Lawmakers approved an omnibus bill this session relating to the regulation of business and labor law in Nebraska.
The bill was gutted by a Business and Labor Committee amendment on general file in order to replace it with provisions of a variety of measures heard by the committee.
Provisions of LB267, sponsored by Gordon Sen. Tom Brewer, prioritize resources such as personal protective equipment, vaccines and medical treatment for critical infrastructure utility workers during a civil defense emergency.
LB249, sponsored by Albion Sen. Tom Briese, adds the extension of sewer or water service as an eligible activity under the Rural Workforce Housing Investment Act.
The committee package also includes provisions of five other bills that make technical changes to existing law:
• LB427, sponsored by Ralston Sen. Merv Riepe, which amends the Nebraska Contractor Registration Act to no longer require out-of-state contractors to pay a one-time $25 registration fee or submit a $25 fee for each contract they receive of at least $10,000;
• LB460, sponsored by Omaha Sen. Mike McDonnell, which requires the state Department of Health and Human Services to reimburse first responders for examination costs related to mental health injuries that are not reimbursed by their employer and requires that rates be established by the Critical Incident Stress Management program;
• LB639, sponsored by Bellevue Sen. Carol Blood, which changes notice requirements on proposed workers’ compensation regulations and eliminates certain other hearing and summons requirements;
• LB666, also sponsored by Riepe, which amends the state Employment Security Law to allow employers to choose their preferred method of document delivery and extends the deadline for employers to submit voluntary contributions to the state Department of Labor from Jan. 10 to Feb. 28 each year; and
• LB671, sponsored by Blair Sen. Ben Hansen, which allows the Nebraska Training and Support Cash Fund to be used for employee retention for Nebraska businesses.
LB191 passed 46-0 and took effect immediately.
Two bills considered by the committee would make changes to the state’s minimum wage law.
LB15, introduced by Briese, would create a youth minimum wage and a youth training wage for certain new employees in Nebraska.

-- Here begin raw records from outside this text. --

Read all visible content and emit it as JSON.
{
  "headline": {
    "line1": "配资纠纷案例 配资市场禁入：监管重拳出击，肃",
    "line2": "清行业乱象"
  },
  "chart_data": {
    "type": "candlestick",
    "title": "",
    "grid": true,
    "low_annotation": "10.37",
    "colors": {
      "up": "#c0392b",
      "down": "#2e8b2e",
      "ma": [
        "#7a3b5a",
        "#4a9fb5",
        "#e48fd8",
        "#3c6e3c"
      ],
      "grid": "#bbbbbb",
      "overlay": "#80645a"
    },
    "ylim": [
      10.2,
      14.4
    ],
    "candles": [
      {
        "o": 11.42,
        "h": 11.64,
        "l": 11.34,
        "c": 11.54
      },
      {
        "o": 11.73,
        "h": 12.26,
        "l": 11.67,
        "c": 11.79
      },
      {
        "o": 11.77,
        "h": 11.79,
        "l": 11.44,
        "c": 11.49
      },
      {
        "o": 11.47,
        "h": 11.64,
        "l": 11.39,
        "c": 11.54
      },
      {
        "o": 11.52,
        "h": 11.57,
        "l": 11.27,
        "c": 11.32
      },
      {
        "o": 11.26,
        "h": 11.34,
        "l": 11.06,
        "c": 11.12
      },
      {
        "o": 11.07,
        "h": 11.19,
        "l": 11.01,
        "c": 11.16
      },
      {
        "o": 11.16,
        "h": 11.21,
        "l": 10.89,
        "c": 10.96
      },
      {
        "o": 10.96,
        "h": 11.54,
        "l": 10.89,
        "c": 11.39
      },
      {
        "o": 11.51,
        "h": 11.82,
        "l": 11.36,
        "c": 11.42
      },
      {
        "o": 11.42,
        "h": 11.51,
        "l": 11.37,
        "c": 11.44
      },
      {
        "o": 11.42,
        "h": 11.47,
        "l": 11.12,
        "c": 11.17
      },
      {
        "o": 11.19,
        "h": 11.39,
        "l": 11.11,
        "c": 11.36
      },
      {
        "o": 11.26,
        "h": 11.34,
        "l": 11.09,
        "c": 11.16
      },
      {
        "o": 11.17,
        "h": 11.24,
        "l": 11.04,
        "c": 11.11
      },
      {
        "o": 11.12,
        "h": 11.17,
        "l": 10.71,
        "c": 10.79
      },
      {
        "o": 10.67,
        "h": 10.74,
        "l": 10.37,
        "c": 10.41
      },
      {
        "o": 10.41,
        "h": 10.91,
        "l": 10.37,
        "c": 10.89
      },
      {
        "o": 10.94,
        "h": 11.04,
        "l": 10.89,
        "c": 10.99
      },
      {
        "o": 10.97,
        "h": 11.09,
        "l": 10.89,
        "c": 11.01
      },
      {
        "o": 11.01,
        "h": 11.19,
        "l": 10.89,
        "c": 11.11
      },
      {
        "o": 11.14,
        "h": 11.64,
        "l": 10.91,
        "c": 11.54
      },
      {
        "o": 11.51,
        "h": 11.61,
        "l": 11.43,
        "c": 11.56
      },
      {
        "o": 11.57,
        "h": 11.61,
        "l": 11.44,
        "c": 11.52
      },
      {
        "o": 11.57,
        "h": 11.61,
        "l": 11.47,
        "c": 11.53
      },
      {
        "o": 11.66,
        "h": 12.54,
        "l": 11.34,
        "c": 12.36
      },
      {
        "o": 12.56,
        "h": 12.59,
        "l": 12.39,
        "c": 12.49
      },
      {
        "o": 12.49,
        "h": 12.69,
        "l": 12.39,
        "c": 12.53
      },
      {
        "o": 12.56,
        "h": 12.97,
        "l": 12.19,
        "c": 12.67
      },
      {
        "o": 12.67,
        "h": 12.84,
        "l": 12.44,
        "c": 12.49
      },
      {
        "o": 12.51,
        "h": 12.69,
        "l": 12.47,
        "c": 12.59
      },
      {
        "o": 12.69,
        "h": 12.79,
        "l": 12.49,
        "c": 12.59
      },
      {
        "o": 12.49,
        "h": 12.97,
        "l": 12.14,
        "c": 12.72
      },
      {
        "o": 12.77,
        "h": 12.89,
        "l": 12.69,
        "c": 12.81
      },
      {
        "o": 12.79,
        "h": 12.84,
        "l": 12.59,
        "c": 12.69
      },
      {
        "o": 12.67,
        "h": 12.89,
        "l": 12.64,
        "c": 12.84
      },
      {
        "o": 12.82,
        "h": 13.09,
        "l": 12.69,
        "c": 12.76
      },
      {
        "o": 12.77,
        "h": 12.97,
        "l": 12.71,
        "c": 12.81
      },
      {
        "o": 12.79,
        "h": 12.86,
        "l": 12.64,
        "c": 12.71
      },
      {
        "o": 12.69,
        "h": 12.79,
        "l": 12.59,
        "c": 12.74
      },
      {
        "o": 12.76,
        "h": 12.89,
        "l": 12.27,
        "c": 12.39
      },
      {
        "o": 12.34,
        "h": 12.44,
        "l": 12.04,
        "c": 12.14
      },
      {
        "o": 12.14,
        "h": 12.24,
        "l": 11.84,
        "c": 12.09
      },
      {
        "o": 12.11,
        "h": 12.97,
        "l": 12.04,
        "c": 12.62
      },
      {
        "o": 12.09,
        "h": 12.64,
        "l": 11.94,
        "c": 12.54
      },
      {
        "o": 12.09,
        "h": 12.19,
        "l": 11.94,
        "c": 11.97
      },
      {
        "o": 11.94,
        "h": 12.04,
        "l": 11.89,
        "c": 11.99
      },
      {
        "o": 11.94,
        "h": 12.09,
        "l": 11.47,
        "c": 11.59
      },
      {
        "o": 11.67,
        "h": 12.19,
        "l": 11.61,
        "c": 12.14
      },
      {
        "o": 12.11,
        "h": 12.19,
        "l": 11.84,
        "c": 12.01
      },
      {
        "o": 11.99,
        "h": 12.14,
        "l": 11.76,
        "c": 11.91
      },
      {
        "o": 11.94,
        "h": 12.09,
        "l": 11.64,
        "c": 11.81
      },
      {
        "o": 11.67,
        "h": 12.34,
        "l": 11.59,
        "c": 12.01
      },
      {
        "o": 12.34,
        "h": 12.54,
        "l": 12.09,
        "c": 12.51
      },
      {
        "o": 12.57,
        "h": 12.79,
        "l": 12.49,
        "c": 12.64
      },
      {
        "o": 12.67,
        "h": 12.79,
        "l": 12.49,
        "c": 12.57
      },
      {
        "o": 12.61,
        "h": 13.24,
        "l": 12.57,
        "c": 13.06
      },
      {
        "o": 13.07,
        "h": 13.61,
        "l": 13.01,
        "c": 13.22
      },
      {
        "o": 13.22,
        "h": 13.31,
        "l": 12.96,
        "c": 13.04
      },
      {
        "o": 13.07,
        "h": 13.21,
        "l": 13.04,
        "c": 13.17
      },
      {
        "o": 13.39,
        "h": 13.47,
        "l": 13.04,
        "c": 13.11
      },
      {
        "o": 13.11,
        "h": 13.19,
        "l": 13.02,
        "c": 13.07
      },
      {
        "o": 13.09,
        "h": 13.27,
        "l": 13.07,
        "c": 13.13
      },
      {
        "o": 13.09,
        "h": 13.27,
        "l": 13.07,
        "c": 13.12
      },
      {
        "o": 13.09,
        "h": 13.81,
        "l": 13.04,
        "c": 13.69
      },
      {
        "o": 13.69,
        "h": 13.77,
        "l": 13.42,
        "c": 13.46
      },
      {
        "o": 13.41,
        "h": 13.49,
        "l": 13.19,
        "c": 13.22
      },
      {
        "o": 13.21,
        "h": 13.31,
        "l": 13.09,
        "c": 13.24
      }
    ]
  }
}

At the November 2022 general election, Nebraskans voted to increase the state minimum wage from $9 to $10.50 per hour on Jan. 1, 2023. The rate then increases incrementally until reaching $15 per hour on Jan. 1, 2026, and adjusts annually going forward based on the Consumer Price Index to account for cost-of-living increases.
LB15 would set the minimum wage for employees age 14 to 17 at $9 through 2023, increasing .25 cents per year until reaching $10 per hour in 2026.
The bill also would allow employers to pay new employees who are not seasonal or migrant workers between ages 18 and 20 a minimum training wage of $9.25 through 2024, increasing to $10 per hour through 2026. Beginning Jan. 1, 2027, the training wage would be 75 percent of the otherwise applicable minimum wage.
Another proposal would cap the upcoming annual cost-of-living increases to the state’s minimum wage.
LB327, introduced by Lincoln Sen. Jane Raybould, would increase the wage by the lesser of 1.5 percent or the CPU beginning Jan. 1, 2028.
Both bills were advanced to general file by the committee but were not scheduled for debate this session.